Un lien a été établi entre les processus de dégradation et la conductivité électrique des sols, dans le cadre de mesures sur des sites contaminés par des hydrocarbures [35]. Concernant l’activité bactérienne, il était inconcevable, encore il y a quelques années, de penser que les processus bactériens pouvaient avoir un impact sur les signatures géophysiques. Pourtant, les cellules bactériennes ont bien des propriétés électriques, et même magnétiques (les bactéries magnéto tactiques). Ainsi, les méthodes électriques et magnétiques de mesures (méthodes de routine en géophysique) peuvent potentiellement être adaptées à l’investigation de processus pilotés par les bactéries. Ceci a été exploré par des études en laboratoire afin d’évaluer leur impact sur le milieu géologique et les propriétés géophysiques, principalement les mesures électriques. Ces dernières peuvent être modifiées par des processus physico-chimiques indépendants de toute activité microbienne, mais aussi par des processus liés au métabolisme cellulaire de la communauté microbienne vivante. Il a été démontré aussi, au niveau de colonnes en laboratoire, qu’il y avait une différence significative entre colonnes bio stimulées et colonnes sans inoculum bactérien (figure 4), et que la croissance microbienne et la formation d’un biofilm peuvent être détectées par des mesures de conductivité ([36], [37], [38]).

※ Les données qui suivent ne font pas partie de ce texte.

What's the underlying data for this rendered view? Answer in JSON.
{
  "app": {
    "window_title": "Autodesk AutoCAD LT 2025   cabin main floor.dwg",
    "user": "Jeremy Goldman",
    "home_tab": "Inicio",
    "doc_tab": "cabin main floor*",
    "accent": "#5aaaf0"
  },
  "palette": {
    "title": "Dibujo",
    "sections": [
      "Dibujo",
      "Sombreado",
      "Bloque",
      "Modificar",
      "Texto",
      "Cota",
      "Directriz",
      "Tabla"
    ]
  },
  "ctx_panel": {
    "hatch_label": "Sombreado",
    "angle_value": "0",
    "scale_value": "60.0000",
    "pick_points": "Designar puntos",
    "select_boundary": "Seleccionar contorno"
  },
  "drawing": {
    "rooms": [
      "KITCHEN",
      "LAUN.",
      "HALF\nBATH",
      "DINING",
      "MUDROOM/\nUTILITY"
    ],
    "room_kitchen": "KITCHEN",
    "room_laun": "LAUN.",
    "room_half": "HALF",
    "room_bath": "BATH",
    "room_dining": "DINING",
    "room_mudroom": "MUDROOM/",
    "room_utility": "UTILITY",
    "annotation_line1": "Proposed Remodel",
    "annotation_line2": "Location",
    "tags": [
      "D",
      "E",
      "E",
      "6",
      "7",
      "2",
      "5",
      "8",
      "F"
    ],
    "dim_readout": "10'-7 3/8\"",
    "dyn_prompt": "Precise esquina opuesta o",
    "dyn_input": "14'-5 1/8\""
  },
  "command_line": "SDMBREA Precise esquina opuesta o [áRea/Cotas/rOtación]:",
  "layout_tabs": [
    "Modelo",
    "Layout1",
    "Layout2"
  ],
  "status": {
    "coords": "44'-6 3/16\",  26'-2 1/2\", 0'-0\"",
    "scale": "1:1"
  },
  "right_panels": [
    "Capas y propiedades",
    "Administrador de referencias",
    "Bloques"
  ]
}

Ainsi l’impact des bactéries peut se traduire de différentes manières :
Forts gradients oxydo-réductifs au niveau de la surface piézométrique induits par des bactéries ou biominéraux engendrant un transfert d’électrons, « géo batterie » [39], [40].

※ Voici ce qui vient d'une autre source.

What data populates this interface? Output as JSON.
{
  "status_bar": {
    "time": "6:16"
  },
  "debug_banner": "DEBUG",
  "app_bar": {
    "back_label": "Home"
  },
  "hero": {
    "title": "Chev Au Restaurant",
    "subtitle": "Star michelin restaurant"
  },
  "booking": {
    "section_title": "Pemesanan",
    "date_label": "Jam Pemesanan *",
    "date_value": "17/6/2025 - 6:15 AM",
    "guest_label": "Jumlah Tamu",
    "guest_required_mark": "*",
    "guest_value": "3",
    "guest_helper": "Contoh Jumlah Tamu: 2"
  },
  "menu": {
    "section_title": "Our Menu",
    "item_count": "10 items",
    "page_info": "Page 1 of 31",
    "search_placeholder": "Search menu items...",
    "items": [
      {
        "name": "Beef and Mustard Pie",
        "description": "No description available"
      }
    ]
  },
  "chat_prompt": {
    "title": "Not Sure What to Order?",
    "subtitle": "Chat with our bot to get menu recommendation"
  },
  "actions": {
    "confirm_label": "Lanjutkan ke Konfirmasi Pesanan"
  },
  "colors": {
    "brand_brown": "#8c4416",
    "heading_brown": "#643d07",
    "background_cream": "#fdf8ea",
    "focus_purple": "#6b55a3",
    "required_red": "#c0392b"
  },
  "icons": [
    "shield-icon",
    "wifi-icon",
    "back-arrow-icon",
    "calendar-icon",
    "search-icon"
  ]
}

Acides organiques, produits du métabolisme microbien, peuvent induire une altération minérale, ou des bio minéralisations qui précipitent des sels métalliques détectables par la polarisation provoquée spectrale [41].
Ou encore, plus récemment, la révélation de filaments protéiques extracellulaires, chez les bactéries, de taille nanométriques, appelés « nanowires » à grande conductivité électrique (figure 5), [42], [43], [44].
Un modèle conceptuel a ainsi été développé, schématisant l’effet « électro-redox » induit par l’activité des bactéries qui produit des anomalies sur le potentiel spontané [45] . Dans ce modèle les « nanowires » (filaments protéiques extracellulaires) et/ou biominéraux orientés (précipitation de particules métalliques résultant de l’activité bactérienne), jouent le rôle de conducteurs pour les électrons produits dans la zone de réduction (anode) et consommés dans la zone d’oxydation (cathode). Un courant électrique est alors produit de la zone « cathode » à la zone « anode » de ce système. Ainsi, dans ce modèle, les donneurs d’électrons (matière organique) et les accepteurs (O2, nitrate, sulphate) sont associés en un système anode et cathode (figure 6, [46]).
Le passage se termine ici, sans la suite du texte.